AREALVERSCHIEBUNG
Nicht nur Eisbären müssen sich einen neuen Lebensraum suchen
Wenn das Eisbärmädchen "Flocke" den Nürnberger Zoo verlassen müsste - aus welchem Grund auch immer -, dann wären die Folgen klar: drastische Einnahmeverluste, kein mediales Interesse mehr, die Stadt verlöre eine Attraktion. Wenn Flockes Artgenossen in freier Wildbahn gezwungen sind, ihre angestammte Heimat zu verlassen, weil es dort zu warm geworden ist oder sie nicht ausreichend Nahrung finden, sind die Folgen ungleich gewichtiger und nicht so schnell aufgelistet. Die durch den Wandel des Klimas bewirkte Verdrängung von Tieren aus ihrem ursprünglichen Lebensraum hat nachhaltige Folgen, die - da sind sich Wissenschaftler einig - noch nicht abschätzbar sind.
Der Eisbär ist dabei nur ein prominentes, bildhaftes und durch Zoo-Attraktionen wie Knut, Flocke und Wilbär leicht vermittelbares Beispiel für eine globale Tierwanderung, die längst begonnen hat.
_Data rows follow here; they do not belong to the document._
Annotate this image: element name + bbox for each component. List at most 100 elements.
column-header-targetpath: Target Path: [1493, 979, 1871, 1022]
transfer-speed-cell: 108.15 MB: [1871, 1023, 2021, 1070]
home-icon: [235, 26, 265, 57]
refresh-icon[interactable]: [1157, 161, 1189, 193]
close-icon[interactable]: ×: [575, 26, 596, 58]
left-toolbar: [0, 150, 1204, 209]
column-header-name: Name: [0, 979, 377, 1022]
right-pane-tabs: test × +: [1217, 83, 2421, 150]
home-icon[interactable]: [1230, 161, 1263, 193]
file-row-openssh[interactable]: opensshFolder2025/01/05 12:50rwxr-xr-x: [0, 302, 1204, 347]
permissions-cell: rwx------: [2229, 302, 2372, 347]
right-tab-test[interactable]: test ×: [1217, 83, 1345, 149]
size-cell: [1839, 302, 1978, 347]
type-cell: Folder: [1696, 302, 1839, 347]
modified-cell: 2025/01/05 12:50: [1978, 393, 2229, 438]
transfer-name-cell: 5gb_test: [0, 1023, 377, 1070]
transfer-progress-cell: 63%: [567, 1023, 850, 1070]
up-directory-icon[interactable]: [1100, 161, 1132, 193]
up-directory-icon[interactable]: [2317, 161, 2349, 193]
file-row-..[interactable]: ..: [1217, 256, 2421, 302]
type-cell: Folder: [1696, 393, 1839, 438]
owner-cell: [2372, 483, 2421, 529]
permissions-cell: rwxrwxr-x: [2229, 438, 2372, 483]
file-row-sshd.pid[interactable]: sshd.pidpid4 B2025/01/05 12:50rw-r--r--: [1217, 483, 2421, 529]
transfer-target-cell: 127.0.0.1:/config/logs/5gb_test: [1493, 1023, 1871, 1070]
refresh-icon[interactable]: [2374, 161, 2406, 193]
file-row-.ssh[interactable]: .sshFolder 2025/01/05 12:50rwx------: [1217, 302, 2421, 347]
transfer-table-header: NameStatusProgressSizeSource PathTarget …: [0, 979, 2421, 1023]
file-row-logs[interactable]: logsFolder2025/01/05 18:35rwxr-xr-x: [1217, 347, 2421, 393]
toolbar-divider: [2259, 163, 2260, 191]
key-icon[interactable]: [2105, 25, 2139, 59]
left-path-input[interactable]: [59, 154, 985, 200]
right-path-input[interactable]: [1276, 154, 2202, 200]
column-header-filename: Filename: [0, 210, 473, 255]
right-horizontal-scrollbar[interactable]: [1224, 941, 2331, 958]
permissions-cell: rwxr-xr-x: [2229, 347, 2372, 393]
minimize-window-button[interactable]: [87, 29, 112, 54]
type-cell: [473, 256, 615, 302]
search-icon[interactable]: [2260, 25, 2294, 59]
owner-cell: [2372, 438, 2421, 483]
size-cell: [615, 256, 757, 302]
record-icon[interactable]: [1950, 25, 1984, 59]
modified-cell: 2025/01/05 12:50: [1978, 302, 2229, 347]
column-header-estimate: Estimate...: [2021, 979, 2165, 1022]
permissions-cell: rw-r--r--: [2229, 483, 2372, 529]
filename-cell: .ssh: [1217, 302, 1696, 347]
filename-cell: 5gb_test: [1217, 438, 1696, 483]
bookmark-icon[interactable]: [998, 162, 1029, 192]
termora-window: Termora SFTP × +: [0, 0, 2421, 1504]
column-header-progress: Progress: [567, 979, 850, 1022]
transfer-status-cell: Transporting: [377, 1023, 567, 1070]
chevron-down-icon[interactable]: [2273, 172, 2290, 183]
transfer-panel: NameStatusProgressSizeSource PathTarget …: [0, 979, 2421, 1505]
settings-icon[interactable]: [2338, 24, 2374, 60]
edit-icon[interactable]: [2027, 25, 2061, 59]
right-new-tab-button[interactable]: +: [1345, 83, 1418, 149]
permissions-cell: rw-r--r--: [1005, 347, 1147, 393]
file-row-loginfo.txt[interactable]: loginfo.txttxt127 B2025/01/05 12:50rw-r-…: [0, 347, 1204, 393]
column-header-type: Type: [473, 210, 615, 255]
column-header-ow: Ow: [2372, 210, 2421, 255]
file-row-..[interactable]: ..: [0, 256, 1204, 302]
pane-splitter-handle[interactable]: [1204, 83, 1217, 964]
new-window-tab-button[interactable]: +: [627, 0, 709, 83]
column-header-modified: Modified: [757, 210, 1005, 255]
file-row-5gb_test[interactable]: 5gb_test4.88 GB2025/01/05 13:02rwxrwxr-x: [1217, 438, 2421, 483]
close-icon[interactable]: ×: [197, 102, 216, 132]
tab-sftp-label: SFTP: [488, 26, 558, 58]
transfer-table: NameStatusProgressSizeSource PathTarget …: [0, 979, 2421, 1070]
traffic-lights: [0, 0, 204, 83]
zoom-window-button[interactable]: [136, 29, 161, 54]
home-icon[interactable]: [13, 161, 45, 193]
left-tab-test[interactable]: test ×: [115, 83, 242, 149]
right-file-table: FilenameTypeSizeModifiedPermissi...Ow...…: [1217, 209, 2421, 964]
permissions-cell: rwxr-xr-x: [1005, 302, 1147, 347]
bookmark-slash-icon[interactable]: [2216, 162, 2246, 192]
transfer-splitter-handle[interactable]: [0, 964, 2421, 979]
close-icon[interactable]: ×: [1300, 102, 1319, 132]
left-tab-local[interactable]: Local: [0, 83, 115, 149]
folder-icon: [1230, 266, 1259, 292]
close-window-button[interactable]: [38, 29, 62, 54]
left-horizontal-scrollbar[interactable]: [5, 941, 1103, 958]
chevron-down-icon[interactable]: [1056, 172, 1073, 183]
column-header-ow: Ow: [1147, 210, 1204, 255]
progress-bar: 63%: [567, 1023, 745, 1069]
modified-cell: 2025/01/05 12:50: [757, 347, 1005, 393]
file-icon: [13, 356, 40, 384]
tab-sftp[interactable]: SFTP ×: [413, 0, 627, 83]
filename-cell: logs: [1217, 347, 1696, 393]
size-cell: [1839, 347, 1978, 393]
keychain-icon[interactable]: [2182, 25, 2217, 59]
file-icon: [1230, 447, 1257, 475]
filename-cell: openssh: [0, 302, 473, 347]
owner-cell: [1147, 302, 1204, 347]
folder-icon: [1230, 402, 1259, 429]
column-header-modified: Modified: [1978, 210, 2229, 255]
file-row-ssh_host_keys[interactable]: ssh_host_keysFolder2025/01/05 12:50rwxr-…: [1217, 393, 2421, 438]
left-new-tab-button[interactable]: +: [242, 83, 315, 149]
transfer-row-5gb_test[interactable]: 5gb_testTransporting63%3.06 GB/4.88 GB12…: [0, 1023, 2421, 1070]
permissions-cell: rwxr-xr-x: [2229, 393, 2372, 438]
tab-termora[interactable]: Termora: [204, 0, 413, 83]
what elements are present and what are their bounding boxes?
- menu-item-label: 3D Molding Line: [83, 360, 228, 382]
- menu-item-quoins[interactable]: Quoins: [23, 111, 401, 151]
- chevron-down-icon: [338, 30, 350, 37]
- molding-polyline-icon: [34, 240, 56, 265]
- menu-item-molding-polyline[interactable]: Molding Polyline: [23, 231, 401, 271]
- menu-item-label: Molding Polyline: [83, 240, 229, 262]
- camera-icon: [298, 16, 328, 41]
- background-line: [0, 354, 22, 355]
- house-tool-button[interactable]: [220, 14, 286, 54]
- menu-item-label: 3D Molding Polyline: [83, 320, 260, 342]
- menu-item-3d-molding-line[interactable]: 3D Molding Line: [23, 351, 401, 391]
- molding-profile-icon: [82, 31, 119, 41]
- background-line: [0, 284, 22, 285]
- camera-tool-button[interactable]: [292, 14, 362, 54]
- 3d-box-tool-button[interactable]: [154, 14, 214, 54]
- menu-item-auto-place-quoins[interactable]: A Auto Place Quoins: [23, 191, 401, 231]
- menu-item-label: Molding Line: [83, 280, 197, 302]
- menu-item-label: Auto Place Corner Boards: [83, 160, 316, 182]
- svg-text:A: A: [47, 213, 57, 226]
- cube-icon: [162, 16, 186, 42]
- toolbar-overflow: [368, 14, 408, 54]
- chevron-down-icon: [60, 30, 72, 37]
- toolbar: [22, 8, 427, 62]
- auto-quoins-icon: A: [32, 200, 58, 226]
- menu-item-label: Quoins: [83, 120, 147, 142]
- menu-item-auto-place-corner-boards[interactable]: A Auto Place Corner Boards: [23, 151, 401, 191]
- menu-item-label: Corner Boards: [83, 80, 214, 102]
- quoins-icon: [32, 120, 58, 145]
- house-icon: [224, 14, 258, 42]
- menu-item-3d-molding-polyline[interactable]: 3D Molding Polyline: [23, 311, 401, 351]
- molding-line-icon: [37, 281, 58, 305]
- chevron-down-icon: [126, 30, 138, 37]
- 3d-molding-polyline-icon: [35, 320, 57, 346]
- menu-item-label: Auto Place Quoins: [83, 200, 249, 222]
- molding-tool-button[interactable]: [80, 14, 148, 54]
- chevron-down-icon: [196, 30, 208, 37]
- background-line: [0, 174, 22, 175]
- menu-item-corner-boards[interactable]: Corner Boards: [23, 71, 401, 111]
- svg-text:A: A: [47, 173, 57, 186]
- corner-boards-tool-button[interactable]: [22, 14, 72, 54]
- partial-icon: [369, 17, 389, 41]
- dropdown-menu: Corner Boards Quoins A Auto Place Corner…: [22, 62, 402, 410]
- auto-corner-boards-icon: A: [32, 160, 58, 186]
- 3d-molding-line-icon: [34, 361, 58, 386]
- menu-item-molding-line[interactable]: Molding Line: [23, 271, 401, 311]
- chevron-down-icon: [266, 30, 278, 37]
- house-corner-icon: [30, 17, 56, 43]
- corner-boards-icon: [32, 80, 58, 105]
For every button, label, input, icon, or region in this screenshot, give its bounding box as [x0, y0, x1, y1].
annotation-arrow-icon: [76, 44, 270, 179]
Und er ist von der zu befürchtenden Verschiebung - im Expertenjargon "Arealverschiebung" genannt - existenziell betroffen. Denn während viele Tierarten, denen es in ihrem angestammten "Areal" zu warm wird, Stück für Stück in den kühleren Norden vordringen, fehlt dem Ursus maritimus diese Möglichkeit. Ihm schmilzt schlichtweg das Eis unter den Füßen weg. "Eisbären und einige Robbenarten", sagt denn auch Ulrich Sommer, Professor für Marine Ökologie am Leibnitz-Institut für Meereswissenschaften der Universität Kiel, "werden leider ganz verschwinden oder nur in kleinen, begrenzten Bereichen der Arktis überleben können."
Doch man braucht nicht bis an den Nordpol zu schauen: Konkret sind die Auswirkungen der klimatisch bedingten Wanderung bereits vor den deutschen Küsten. Einerseits verschwinden heimische Fischarten, weil es ihnen in Nord- und Ostsee zu warm geworden ist und beispielsweise der Sauerstoffgehalt des Wassers abnimmt. Auf der anderen Seite haben dänische Meeresbiologen jüngst Schwertfische, Sardellen, Meerbarben und -brassen im Skagerrak, der Meerenge zwischen Dänemark, Norwegen und Schweden, gefangen - Fische, die üblicherweise im Mittelmeer oder der Biskaya heimisch sind. Ähnliche Wanderungen haben Forscher bei Vögeln, Schmetterlingen und Reptilien nachgewiesen.
Auch Knut steht wohl noch in diesem Jahr eine "Arealverschiebung" bevor: in einen anderen Zoo. Das hat allerdings nichts mit dem Klimawandel zu tun - in Berlin ist schlicht kein Platz.